Overall, the average concentration of fine particles was 362 micrograms per cubic meter in the underground stations, 205 micrograms per cubic meter aboard the trains, and 14.4 micrograms per cubic meter at the few above-ground stations the researchers visited. This was pretty similar to the outdoor concentration of particles near the station entrances, which was 15.1 micrograms per cubic meter.
After identifying the most polluted stations, the team returned to those spots with special filters to capture particulate matter from the air over periods of up to an hour, which allowed them to make even more accurate measurements. “We were looking at a worst-case scenario by choosing the stations where we found the highest particulate matter air pollution,” Gordon says.
Once again, the PATH system had the highest average particle concentration, at 1,020 micrograms per cubic meter. Most disturbing of all was the PATH’s Christopher Street Station in Manhattan, which on one morning reached particle concentrations of 1,778 micrograms per cubic meter. “We did those measurements and we were just flabbergasted,” Gordon says.
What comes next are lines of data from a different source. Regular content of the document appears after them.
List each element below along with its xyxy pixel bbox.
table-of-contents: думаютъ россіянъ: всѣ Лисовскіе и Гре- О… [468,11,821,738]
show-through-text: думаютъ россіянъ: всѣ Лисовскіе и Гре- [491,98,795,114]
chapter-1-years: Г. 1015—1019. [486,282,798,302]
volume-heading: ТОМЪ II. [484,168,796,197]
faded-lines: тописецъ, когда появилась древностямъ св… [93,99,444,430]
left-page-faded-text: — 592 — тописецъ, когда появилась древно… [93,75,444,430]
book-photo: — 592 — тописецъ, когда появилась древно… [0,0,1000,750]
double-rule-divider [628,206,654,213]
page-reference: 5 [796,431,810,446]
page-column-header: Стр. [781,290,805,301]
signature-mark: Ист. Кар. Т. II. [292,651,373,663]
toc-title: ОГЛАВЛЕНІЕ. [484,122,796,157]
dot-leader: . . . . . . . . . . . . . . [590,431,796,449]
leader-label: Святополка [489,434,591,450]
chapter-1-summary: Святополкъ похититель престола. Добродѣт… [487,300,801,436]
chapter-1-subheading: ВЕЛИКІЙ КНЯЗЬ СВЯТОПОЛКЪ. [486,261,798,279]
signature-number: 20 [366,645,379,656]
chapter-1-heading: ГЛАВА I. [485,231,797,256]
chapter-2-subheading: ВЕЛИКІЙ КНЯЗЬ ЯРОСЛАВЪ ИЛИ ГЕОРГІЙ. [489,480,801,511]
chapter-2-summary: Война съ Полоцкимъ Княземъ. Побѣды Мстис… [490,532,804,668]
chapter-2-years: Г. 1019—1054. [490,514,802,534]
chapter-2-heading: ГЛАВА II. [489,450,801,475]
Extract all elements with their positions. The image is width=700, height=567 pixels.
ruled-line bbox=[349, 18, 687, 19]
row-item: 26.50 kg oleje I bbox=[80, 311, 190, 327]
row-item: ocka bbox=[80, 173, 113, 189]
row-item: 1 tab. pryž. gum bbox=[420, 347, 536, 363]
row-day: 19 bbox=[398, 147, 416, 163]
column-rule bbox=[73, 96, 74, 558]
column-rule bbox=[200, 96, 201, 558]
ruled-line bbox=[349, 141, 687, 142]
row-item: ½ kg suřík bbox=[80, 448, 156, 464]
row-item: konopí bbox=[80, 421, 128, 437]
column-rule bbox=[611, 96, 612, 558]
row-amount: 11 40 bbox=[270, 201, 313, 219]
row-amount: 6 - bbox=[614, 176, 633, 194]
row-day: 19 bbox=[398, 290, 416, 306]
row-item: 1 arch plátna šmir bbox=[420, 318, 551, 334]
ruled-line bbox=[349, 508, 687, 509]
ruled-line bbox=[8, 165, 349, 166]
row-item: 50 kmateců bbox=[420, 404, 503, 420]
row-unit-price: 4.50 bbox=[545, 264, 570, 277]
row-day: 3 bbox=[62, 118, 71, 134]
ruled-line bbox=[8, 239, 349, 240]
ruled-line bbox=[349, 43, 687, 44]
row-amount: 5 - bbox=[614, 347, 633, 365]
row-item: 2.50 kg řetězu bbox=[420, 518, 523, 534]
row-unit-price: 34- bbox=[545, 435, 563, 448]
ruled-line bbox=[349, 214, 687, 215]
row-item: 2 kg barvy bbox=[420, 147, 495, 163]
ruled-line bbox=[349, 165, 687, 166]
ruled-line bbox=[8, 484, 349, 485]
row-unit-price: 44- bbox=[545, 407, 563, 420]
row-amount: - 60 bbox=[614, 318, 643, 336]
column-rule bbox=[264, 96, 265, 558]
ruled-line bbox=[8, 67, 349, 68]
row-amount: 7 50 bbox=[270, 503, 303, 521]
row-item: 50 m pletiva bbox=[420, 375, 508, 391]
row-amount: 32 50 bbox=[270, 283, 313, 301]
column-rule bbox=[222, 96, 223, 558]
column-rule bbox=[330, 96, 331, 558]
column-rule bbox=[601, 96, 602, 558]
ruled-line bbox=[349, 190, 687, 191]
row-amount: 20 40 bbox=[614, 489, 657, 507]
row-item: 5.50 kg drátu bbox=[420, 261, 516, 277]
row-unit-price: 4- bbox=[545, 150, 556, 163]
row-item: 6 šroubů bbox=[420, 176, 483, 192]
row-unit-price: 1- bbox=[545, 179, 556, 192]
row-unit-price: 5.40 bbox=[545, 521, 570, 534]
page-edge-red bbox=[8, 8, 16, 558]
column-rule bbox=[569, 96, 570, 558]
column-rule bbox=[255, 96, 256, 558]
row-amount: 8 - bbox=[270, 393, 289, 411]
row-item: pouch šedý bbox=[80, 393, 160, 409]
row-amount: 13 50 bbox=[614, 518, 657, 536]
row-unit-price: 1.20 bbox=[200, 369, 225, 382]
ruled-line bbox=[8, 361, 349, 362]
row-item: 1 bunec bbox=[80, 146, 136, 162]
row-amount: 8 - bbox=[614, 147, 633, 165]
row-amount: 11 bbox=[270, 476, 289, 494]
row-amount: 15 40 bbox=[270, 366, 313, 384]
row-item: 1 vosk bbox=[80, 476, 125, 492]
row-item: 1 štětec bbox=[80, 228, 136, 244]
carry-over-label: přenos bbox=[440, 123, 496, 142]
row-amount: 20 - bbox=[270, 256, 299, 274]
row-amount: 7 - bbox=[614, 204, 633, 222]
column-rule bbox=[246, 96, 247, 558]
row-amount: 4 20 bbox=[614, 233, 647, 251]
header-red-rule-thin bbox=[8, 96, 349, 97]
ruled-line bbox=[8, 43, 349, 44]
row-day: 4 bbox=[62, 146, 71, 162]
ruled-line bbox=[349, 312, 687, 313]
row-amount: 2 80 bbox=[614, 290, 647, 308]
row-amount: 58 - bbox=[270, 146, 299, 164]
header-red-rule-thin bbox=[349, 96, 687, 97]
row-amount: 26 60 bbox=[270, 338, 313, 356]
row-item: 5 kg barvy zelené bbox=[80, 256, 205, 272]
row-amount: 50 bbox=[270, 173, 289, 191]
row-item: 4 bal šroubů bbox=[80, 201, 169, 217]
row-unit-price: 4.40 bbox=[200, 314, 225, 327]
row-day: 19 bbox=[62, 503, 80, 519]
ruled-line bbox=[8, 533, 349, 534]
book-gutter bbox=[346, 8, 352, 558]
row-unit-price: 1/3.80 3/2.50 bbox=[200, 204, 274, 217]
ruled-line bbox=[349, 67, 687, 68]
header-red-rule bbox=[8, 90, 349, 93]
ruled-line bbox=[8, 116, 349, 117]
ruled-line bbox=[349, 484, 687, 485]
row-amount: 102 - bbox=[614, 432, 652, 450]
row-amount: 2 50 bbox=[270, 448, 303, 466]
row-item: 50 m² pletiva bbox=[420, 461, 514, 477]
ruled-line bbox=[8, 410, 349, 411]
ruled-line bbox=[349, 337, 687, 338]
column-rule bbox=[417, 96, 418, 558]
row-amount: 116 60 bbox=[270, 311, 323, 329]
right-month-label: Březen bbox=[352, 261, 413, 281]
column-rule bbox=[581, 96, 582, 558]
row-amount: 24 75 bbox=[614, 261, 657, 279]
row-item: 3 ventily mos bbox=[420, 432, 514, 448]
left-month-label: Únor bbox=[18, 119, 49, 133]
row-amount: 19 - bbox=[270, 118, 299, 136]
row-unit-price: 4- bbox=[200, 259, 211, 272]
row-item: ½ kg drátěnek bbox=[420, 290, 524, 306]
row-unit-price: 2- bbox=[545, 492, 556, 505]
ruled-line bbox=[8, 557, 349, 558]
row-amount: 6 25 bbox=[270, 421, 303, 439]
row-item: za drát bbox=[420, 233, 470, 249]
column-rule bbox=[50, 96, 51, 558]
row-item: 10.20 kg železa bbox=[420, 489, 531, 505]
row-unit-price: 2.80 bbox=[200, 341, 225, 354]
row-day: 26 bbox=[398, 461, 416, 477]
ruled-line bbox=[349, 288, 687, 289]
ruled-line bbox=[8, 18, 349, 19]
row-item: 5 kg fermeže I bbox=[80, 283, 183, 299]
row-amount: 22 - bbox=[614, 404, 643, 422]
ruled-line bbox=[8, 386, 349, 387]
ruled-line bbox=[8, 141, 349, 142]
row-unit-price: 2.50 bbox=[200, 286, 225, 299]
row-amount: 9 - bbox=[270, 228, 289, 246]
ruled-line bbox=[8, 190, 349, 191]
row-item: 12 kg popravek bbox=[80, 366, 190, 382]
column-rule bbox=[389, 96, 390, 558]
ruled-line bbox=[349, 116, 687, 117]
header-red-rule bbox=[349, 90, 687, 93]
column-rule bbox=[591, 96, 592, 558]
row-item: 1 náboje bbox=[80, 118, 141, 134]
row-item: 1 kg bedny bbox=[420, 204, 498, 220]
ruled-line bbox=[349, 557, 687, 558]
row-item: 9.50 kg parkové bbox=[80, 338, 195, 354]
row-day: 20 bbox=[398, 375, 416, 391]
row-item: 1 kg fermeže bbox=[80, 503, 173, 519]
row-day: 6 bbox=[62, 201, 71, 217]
He and his colleagues also examined the composition of the particles captured by the filters; the most plentiful elements were iron and carbon, which made up 52 and 31 percent of the pollution. The researchers suspect the pollutants may be generated by friction from the wheels grinding against the rails and emissions from the diesel-powered maintenance trains.
On the whole, air quality varied dramatically between subway systems in different cities, and even at different stations within the same city. But it’s not clear to the researchers why that is. There wasn’t a strong connection between the age of a station and how polluted it was. On the other hand, platforms deep within the bowels of large stations had higher amounts of airborne particles than platforms nearer to the surface. More research will be needed to determine how characteristics such as ventilation influence pollution levels and where exactly the particles originate from, Gordon says. If identified, this information could help to make subway air less polluted.
Most commuters spend relatively short periods of time waiting on platforms or riding subway trains. Even brief exposures might be hazardous, though. Gordon and his team estimated that, if subway pollutants had similar toxicity to other surface particles, a commuter who spends 15 minutes a day at the Christopher Street Station and 40 minutes riding the PATH train could face an 11 percent increase in their risk of dying from cardiovascular problems.
That said, scientists haven’t fully nailed down how harmful subway particles may be to human health. To find out, Gordon and his colleagues plan to compare how cell cultures fare when exposed to pollution from subway air and ambient outdoor air.
The new findings fit well with other research on subway systems around the world, which indicates that rush hour fine particle concentrations can make up a large proportion of commuters’ daily exposures, says Keith Van Ryswyk, a doctoral candidate at the University of Toronto’s Southern Ontario Centre for Atmospheric Aerosol Research and a senior researcher in the Air Health Science Division of Health Canada who was not involved in the research.
In an email to Popular Science, he said more collaboration between researchers studying particulate matter and transit authorities could help find ways to reduce overall air pollution in subway systems, like “reduced friction brake use [and] increased ventilation and filtration.”
In the meantime, says Gordon, wearing a mask—particularly one that is designed to prevent the inhalation of airborne particles, such as an N95 respirator—may help protect transit workers and commuters.